Piccoli cambiamenti che, se adottati in modo sistemico, possono fare la differenza. Perché rendere il lavoro un luogo che accompagna e valorizza la genitorialità non è solo una questione di equità, ma anche di visione. Lo dimostra il fatto che l’80% delle donne intervistate nello studio dell’Osservatorio D crede che le imprese abbiano oggi la responsabilità – e l’opportunità – di fare la propria parte. Ma questa richiesta non arriva solo dalle donne: anche i giovani padri vogliono una miglior distribuzione dei carichi di cura per partecipare pienamente alla vita familiare (Oltre le Generazioni, Valore D, 2024).
Anche la sfera pubblica ha un ruolo fondamentale. Come ricorda Barbara Falcomer, direttrice generale di Valore D, «I dati SWG ci dicono che 8 persone su 10 chiedono a Stato e politica di fare di più. Il nostro Paese dedica solo l’1% della spesa pubblica al sostegno alle famiglie, il dato più basso d’Europa.». Un numero che parla da sé, e che richiama all’urgenza di un’alleanza tra aziende e istituzioni per creare un sistema più giusto, più sostenibile, più realistico.

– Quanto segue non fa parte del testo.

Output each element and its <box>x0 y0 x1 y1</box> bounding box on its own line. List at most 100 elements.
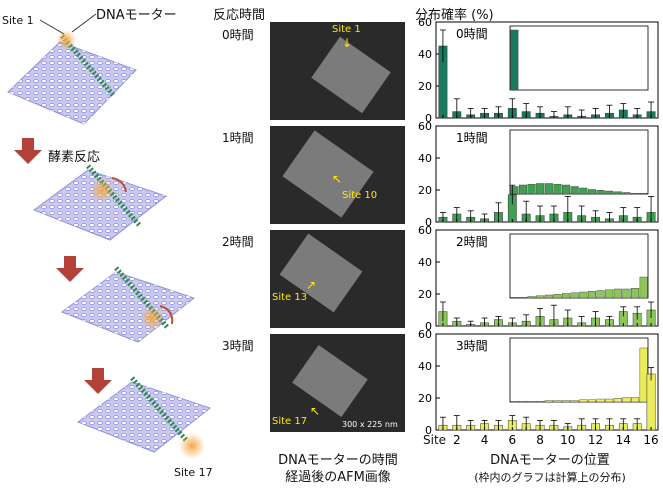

Così, nel giorno in cui si celebra la maternità, guardare ai numeri può diventare un gesto di consapevolezza. Perché ogni augurio sincero ha più forza se si accompagna a un impegno concreto: quello di trasformare il lavoro in uno spazio dove crescere, professionalmente e personalmente, non sia una possibilità riservata solo a poche persone.